Et le Pr. Seutin d’ajouter qu’il faut bien sélectionner les patients à qui l’on propose ce médicament : «Le Champix® est encore considéré parfois comme contre-indiqué en cas de dépression ou d'affections cardiaques. Une vaste étude sur plus de 8.000 patients (EAGLES) a néanmoins montré que ces contre-indications sont loin d’être absolues. »

 

Message aux médecins traitants

 « De nombreux efforts ont déjà permis de réduire le tabagisme dans la société. Si l’on compare au siècle dernier, on peut quand même se féliciter de voir une nette diminution du nombre de fumeurs chez les hommes (de 50%, on est passé à 20%). L'interdiction du tabac dans les entreprises est un exemple parmi d'autres des mesures qui aident à protéger les non-fumeurs des méfaits du tabagisme passif », relève le Pr. Bartsch.

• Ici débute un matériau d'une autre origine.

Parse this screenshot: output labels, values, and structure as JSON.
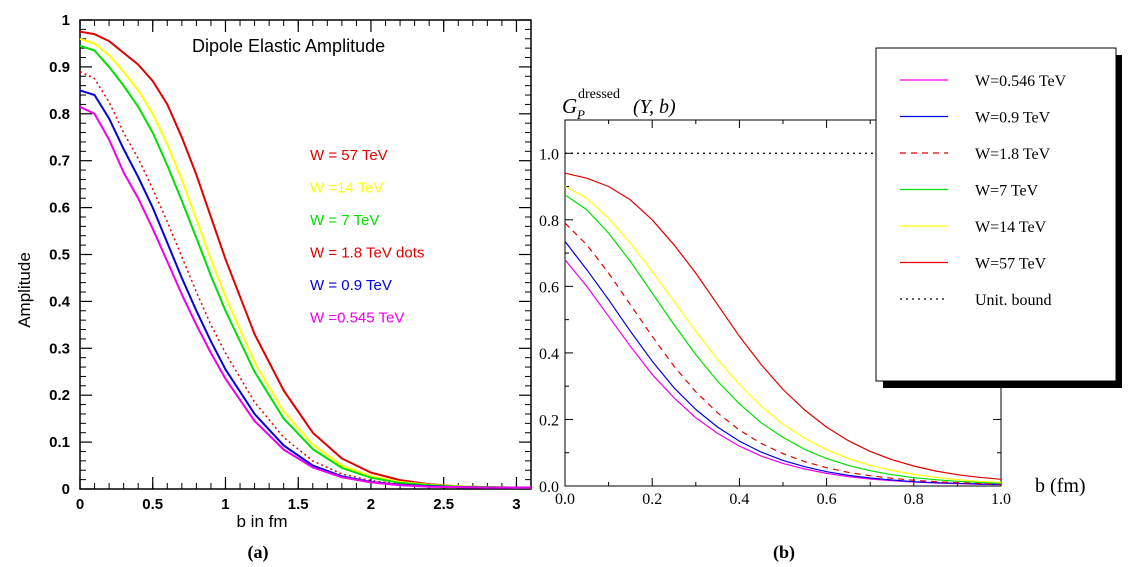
{
  "chart_data": [
    {
      "id": "a",
      "type": "line",
      "panel_label": "(a)",
      "title": "Dipole Elastic Amplitude",
      "xlabel": "b in fm",
      "ylabel": "Amplitude",
      "xlim": [
        0,
        3.1
      ],
      "ylim": [
        0,
        1.0
      ],
      "x_ticks": [
        "0",
        "0.5",
        "1",
        "1.5",
        "2",
        "2.5",
        "3"
      ],
      "y_ticks": [
        "0",
        "0.1",
        "0.2",
        "0.3",
        "0.4",
        "0.5",
        "0.6",
        "0.7",
        "0.8",
        "0.9",
        "1"
      ],
      "legend_position": "inside right",
      "series": [
        {
          "name": "W = 57 TeV",
          "color": "#e00000",
          "dash": "solid",
          "x": [
            0,
            0.1,
            0.2,
            0.3,
            0.4,
            0.5,
            0.6,
            0.7,
            0.8,
            0.9,
            1.0,
            1.2,
            1.4,
            1.6,
            1.8,
            2.0,
            2.2,
            2.4,
            2.6,
            2.8,
            3.0,
            3.1
          ],
          "y": [
            0.975,
            0.97,
            0.955,
            0.93,
            0.905,
            0.87,
            0.82,
            0.75,
            0.67,
            0.58,
            0.49,
            0.33,
            0.21,
            0.12,
            0.065,
            0.035,
            0.019,
            0.01,
            0.006,
            0.004,
            0.003,
            0.003
          ]
        },
        {
          "name": "W =14 TeV",
          "color": "#ffff00",
          "dash": "solid",
          "x": [
            0,
            0.1,
            0.2,
            0.3,
            0.4,
            0.5,
            0.6,
            0.7,
            0.8,
            0.9,
            1.0,
            1.2,
            1.4,
            1.6,
            1.8,
            2.0,
            2.2,
            2.4,
            2.6,
            2.8,
            3.0,
            3.1
          ],
          "y": [
            0.96,
            0.95,
            0.925,
            0.89,
            0.85,
            0.8,
            0.735,
            0.66,
            0.575,
            0.49,
            0.41,
            0.27,
            0.165,
            0.095,
            0.05,
            0.027,
            0.015,
            0.009,
            0.006,
            0.004,
            0.003,
            0.003
          ]
        },
        {
          "name": "W = 7 TeV",
          "color": "#00e000",
          "dash": "solid",
          "x": [
            0,
            0.1,
            0.2,
            0.3,
            0.4,
            0.5,
            0.6,
            0.7,
            0.8,
            0.9,
            1.0,
            1.2,
            1.4,
            1.6,
            1.8,
            2.0,
            2.2,
            2.4,
            2.6,
            2.8,
            3.0,
            3.1
          ],
          "y": [
            0.945,
            0.935,
            0.9,
            0.86,
            0.815,
            0.76,
            0.69,
            0.615,
            0.535,
            0.455,
            0.38,
            0.25,
            0.15,
            0.085,
            0.045,
            0.024,
            0.013,
            0.008,
            0.005,
            0.004,
            0.003,
            0.003
          ]
        },
        {
          "name": "W = 1.8 TeV dots",
          "color": "#e00000",
          "dash": "dotted",
          "x": [
            0,
            0.1,
            0.2,
            0.3,
            0.4,
            0.5,
            0.6,
            0.7,
            0.8,
            0.9,
            1.0,
            1.2,
            1.4,
            1.6,
            1.8,
            2.0,
            2.2,
            2.4,
            2.6,
            2.8,
            3.0,
            3.1
          ],
          "y": [
            0.89,
            0.875,
            0.825,
            0.76,
            0.705,
            0.64,
            0.57,
            0.495,
            0.42,
            0.35,
            0.29,
            0.185,
            0.11,
            0.06,
            0.032,
            0.018,
            0.01,
            0.006,
            0.004,
            0.003,
            0.003,
            0.003
          ]
        },
        {
          "name": "W = 0.9 TeV",
          "color": "#0000e0",
          "dash": "solid",
          "x": [
            0,
            0.1,
            0.2,
            0.3,
            0.4,
            0.5,
            0.6,
            0.7,
            0.8,
            0.9,
            1.0,
            1.2,
            1.4,
            1.6,
            1.8,
            2.0,
            2.2,
            2.4,
            2.6,
            2.8,
            3.0,
            3.1
          ],
          "y": [
            0.85,
            0.84,
            0.79,
            0.725,
            0.665,
            0.6,
            0.525,
            0.45,
            0.38,
            0.315,
            0.255,
            0.16,
            0.093,
            0.05,
            0.027,
            0.015,
            0.009,
            0.006,
            0.004,
            0.003,
            0.003,
            0.003
          ]
        },
        {
          "name": "W =0.545 TeV",
          "color": "#ee00ee",
          "dash": "solid",
          "x": [
            0,
            0.1,
            0.2,
            0.3,
            0.4,
            0.5,
            0.6,
            0.7,
            0.8,
            0.9,
            1.0,
            1.2,
            1.4,
            1.6,
            1.8,
            2.0,
            2.2,
            2.4,
            2.6,
            2.8,
            3.0,
            3.1
          ],
          "y": [
            0.815,
            0.8,
            0.745,
            0.675,
            0.62,
            0.555,
            0.485,
            0.415,
            0.35,
            0.29,
            0.235,
            0.145,
            0.084,
            0.046,
            0.025,
            0.014,
            0.008,
            0.005,
            0.004,
            0.003,
            0.003,
            0.003
          ]
        }
      ]
    },
    {
      "id": "b",
      "type": "line",
      "panel_label": "(b)",
      "ylabel_main": "G",
      "ylabel_sub": "P",
      "ylabel_sup": "dressed",
      "ylabel_args": "(Y, b)",
      "xlabel": "b",
      "xlabel_unit": "(fm)",
      "xlim": [
        0,
        1.0
      ],
      "ylim": [
        0,
        1.1
      ],
      "x_ticks": [
        "0.0",
        "0.2",
        "0.4",
        "0.6",
        "0.8",
        "1.0"
      ],
      "y_ticks": [
        "0.0",
        "0.2",
        "0.4",
        "0.6",
        "0.8",
        "1.0"
      ],
      "legend_position": "top-right",
      "series": [
        {
          "name": "W=0.546 TeV",
          "color": "#ee00ee",
          "dash": "solid",
          "x": [
            0,
            0.05,
            0.1,
            0.15,
            0.2,
            0.25,
            0.3,
            0.35,
            0.4,
            0.45,
            0.5,
            0.55,
            0.6,
            0.65,
            0.7,
            0.75,
            0.8,
            0.85,
            0.9,
            0.95,
            1.0
          ],
          "y": [
            0.68,
            0.6,
            0.51,
            0.42,
            0.335,
            0.265,
            0.205,
            0.158,
            0.12,
            0.09,
            0.068,
            0.051,
            0.038,
            0.028,
            0.021,
            0.016,
            0.012,
            0.009,
            0.007,
            0.005,
            0.004
          ]
        },
        {
          "name": "W=0.9 TeV",
          "color": "#0000e0",
          "dash": "solid",
          "x": [
            0,
            0.05,
            0.1,
            0.15,
            0.2,
            0.25,
            0.3,
            0.35,
            0.4,
            0.45,
            0.5,
            0.55,
            0.6,
            0.65,
            0.7,
            0.75,
            0.8,
            0.85,
            0.9,
            0.95,
            1.0
          ],
          "y": [
            0.735,
            0.65,
            0.56,
            0.465,
            0.375,
            0.295,
            0.23,
            0.177,
            0.135,
            0.102,
            0.077,
            0.058,
            0.043,
            0.032,
            0.024,
            0.018,
            0.013,
            0.01,
            0.008,
            0.006,
            0.005
          ]
        },
        {
          "name": "W=1.8 TeV",
          "color": "#e00000",
          "dash": "dashed",
          "x": [
            0,
            0.05,
            0.1,
            0.15,
            0.2,
            0.25,
            0.3,
            0.35,
            0.4,
            0.45,
            0.5,
            0.55,
            0.6,
            0.65,
            0.7,
            0.75,
            0.8,
            0.85,
            0.9,
            0.95,
            1.0
          ],
          "y": [
            0.79,
            0.725,
            0.64,
            0.545,
            0.45,
            0.36,
            0.283,
            0.22,
            0.168,
            0.128,
            0.097,
            0.073,
            0.055,
            0.041,
            0.031,
            0.023,
            0.017,
            0.013,
            0.01,
            0.008,
            0.006
          ]
        },
        {
          "name": "W=7 TeV",
          "color": "#00e000",
          "dash": "solid",
          "x": [
            0,
            0.05,
            0.1,
            0.15,
            0.2,
            0.25,
            0.3,
            0.35,
            0.4,
            0.45,
            0.5,
            0.55,
            0.6,
            0.65,
            0.7,
            0.75,
            0.8,
            0.85,
            0.9,
            0.95,
            1.0
          ],
          "y": [
            0.875,
            0.83,
            0.76,
            0.675,
            0.58,
            0.485,
            0.395,
            0.315,
            0.247,
            0.19,
            0.146,
            0.11,
            0.083,
            0.062,
            0.046,
            0.034,
            0.025,
            0.019,
            0.014,
            0.011,
            0.008
          ]
        },
        {
          "name": "W=14 TeV",
          "color": "#ffff00",
          "dash": "solid",
          "x": [
            0,
            0.05,
            0.1,
            0.15,
            0.2,
            0.25,
            0.3,
            0.35,
            0.4,
            0.45,
            0.5,
            0.55,
            0.6,
            0.65,
            0.7,
            0.75,
            0.8,
            0.85,
            0.9,
            0.95,
            1.0
          ],
          "y": [
            0.9,
            0.865,
            0.805,
            0.73,
            0.645,
            0.555,
            0.465,
            0.38,
            0.305,
            0.24,
            0.186,
            0.143,
            0.109,
            0.083,
            0.062,
            0.047,
            0.035,
            0.026,
            0.019,
            0.014,
            0.011
          ]
        },
        {
          "name": "W=57 TeV",
          "color": "#e00000",
          "dash": "solid",
          "x": [
            0,
            0.05,
            0.1,
            0.15,
            0.2,
            0.25,
            0.3,
            0.35,
            0.4,
            0.45,
            0.5,
            0.55,
            0.6,
            0.65,
            0.7,
            0.75,
            0.8,
            0.85,
            0.9,
            0.95,
            1.0
          ],
          "y": [
            0.94,
            0.925,
            0.9,
            0.86,
            0.8,
            0.725,
            0.64,
            0.545,
            0.45,
            0.365,
            0.29,
            0.228,
            0.177,
            0.136,
            0.104,
            0.079,
            0.06,
            0.045,
            0.034,
            0.026,
            0.02
          ]
        },
        {
          "name": "Unit. bound",
          "color": "#000000",
          "dash": "dotted",
          "constant": 1.0
        }
      ]
    }
  ]
}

50 - 06 - Médecins généralistes 

Toutefois, le chemin est encore long… et chaque médecin fait inéluctablement partie de ceux et celles qui peuvent apporter leur pierre à l’édifice. « Ma collègue tabacologue et moi-même constatons encore souvent que des patients atteints de maladies chroniques graves n’ont pas été sensibilisés à l’importance de l’arrêt du tabac comme première étape de traitement ni référés à un tabacologue. Plusieurs anesthésistes, chirurgiens (pour qui l’arrêt du tabac est parfois une condition à l’admission du patient à une intervention), cardiologues et pneumologues ont déjà le réflexe de référer les patients fumeurs chez un tabacologue. Ce réflexe doit être encouragé et adopté par tous nos confrères, spécialistes ou généralistes », conclut Pierre Bartsch.

 

* Comme chaque année, la Journée mondiale sans tabac a lieu le 31 mai, mais cette année, exceptionnellement, c’est le 24 mai que le CHU de Liège organisera sa journée de sensibilisation à l’arrêt du tabac. Une manifestation qui se tiendra cette fois aux Galeries Saint-Lambert à Liège de 10h à 16h, dans l’espoir de toucher encore plus de monde.